“你放的那两只羊,三天走不出十里地。”李治良坐他旁边,小心打开布袋看了眼里面的东西,确认没事才合上。
张驰站在巷口望风,刀依旧没归鞘,眼睛盯着街面来回扫。蒋龙揉着脚踝,刚才翻墙时扭了一下,现在走路有点瘸。
“还能动?”王皓问他。
“能。”蒋龙咧嘴,“就是得慢点,跑不了《三岔口》了。”
“不用跑那么快。”王皓环顾一圈,“咱们现在得找个能喘口气的地方,等天黑再动。”
“这破地方能藏人?”雷淞然指着四周,“老鼠来了都嫌寒碜。”
“有地方就不错了。”史策摘下墨镜擦了擦,忽然顿住,眉头一拧。
“怎么?”王皓问。
“我想起来了。”她声音压低,“刚才在店里,货架不对劲。”
“啥货架?”雷淞然抬头。
“靠西墙那排,三个柜子背对墙,中间却留了道缝。”史策眯起眼,“正常摆货哪有这么干的?又不是怕人偷看背面。”
王皓眼神一动:“你是说……有暗道?”
“不止。”史策继续说,“我注意过,阳凡站的位置,脚底下那块砖颜色不一样,踩上去还有轻微回弹。”
“机关板?”蒋龙插嘴。
“有可能。”王皓沉吟,“阳凡看着窝囊,其实滑得很。他要是真跟马旭东没关系,刚才就不会偷偷往后退。”
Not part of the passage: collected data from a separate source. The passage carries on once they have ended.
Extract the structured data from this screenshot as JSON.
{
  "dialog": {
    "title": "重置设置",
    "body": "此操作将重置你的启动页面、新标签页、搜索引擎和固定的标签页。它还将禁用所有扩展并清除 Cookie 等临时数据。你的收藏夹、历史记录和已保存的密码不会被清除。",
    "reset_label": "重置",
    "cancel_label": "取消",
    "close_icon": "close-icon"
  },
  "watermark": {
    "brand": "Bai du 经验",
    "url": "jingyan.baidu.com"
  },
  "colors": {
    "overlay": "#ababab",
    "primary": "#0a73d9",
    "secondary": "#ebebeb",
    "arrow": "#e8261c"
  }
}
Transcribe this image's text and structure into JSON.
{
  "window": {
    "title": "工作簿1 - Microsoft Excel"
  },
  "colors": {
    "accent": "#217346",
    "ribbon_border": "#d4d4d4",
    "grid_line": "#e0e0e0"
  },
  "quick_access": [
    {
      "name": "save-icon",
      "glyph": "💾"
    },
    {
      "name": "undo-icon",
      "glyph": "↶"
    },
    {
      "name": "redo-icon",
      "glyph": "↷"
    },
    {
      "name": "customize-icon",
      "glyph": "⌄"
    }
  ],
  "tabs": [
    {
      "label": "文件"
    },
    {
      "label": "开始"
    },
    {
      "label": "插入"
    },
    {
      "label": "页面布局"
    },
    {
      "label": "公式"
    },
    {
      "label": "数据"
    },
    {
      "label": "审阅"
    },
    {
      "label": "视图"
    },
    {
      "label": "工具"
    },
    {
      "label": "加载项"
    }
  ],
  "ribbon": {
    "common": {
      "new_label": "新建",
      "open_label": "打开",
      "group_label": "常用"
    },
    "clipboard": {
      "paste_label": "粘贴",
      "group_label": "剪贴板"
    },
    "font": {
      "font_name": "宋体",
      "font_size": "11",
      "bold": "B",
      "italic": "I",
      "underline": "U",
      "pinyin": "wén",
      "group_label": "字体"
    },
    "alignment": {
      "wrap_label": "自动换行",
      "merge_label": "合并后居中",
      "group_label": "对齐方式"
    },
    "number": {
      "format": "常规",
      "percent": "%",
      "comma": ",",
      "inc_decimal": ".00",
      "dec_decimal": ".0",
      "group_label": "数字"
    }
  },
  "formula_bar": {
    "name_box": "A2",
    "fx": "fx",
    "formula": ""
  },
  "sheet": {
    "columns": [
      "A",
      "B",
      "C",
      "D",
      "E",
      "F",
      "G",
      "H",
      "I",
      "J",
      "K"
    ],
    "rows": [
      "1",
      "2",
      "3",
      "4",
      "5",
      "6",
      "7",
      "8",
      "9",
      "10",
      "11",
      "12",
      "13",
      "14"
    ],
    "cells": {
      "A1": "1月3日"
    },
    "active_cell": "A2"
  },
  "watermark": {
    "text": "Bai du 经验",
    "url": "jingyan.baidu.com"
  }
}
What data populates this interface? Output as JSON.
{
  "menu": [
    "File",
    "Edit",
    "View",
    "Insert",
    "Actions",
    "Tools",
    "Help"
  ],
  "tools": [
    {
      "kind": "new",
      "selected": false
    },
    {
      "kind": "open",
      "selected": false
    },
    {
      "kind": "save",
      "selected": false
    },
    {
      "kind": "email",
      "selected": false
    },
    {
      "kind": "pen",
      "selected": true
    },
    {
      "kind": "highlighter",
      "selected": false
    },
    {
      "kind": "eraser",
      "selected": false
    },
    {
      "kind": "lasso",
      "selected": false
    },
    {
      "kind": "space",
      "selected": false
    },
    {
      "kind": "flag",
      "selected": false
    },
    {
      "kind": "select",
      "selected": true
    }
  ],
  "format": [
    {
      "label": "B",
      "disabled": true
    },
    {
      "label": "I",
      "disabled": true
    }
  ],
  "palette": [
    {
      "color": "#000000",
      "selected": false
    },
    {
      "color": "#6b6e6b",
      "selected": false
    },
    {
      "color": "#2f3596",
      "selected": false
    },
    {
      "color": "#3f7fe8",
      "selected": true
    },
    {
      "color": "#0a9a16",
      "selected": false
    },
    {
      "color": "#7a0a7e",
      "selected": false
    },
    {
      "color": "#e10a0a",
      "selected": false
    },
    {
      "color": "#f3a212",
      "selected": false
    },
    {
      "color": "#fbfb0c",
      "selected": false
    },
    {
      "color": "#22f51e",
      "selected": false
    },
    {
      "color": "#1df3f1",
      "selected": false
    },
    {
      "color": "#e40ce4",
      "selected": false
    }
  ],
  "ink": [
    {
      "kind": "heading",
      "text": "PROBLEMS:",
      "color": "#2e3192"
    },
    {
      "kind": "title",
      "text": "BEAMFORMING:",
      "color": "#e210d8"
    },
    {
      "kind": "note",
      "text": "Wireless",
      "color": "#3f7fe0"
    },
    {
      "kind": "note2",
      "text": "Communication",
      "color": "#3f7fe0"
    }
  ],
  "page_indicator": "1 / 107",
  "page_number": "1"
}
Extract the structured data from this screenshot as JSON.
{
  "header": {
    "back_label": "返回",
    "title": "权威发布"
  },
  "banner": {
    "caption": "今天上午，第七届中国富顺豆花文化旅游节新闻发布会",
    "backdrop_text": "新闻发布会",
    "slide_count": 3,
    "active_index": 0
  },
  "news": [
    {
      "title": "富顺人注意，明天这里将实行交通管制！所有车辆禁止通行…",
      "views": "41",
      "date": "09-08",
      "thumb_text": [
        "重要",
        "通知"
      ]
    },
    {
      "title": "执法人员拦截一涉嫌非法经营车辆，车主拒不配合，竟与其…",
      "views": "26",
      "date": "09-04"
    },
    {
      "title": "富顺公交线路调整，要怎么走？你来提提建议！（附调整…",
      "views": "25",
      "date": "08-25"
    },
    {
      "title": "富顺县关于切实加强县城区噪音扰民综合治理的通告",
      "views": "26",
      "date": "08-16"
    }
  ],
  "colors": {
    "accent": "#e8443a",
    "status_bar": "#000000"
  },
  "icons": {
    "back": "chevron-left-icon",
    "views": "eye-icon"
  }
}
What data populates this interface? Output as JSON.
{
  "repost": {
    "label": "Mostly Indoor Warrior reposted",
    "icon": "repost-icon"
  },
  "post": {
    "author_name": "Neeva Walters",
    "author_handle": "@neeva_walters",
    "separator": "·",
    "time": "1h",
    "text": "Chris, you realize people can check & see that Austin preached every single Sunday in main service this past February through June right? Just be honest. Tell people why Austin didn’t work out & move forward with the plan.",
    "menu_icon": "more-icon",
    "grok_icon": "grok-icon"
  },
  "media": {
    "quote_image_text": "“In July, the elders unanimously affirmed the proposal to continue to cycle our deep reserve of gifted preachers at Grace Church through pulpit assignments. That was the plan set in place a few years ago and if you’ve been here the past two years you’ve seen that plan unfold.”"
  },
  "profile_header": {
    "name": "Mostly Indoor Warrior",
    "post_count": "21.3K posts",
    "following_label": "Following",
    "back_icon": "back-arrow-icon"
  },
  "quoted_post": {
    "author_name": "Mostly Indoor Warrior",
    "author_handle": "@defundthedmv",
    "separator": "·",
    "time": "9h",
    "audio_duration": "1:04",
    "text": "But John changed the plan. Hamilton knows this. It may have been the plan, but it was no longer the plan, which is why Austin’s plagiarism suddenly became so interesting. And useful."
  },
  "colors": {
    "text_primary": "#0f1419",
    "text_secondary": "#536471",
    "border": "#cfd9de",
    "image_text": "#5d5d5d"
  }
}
“所以他是内鬼?”李治良声音发颤,“咱们在他店里待那么久……”
“现在想这个没用。”张驰回头,“问题是,他知道咱们跑了,会不会通风报信?”
“肯定会。”王皓点头,“但他不知道咱们往哪走。只要我们不露头,短时间内还算安全。”
“那接下来咋办?”雷淞然坐直了,“总不能在这儿等饿死吧?”
“先离开这片。”王皓站起身,拍了拍裤子上的灰,“往城西走,那边贫民区杂,容易混进去。”
“走可以。”史策戴上墨镜,“但我得说一句——阳凡那店里有问题,咱们不能再信任何古玩铺子。”
“当然不信。”王皓冷笑,“五千大洋的买卖,他敢拿块假玉璧糊弄我,就该想到有今天。”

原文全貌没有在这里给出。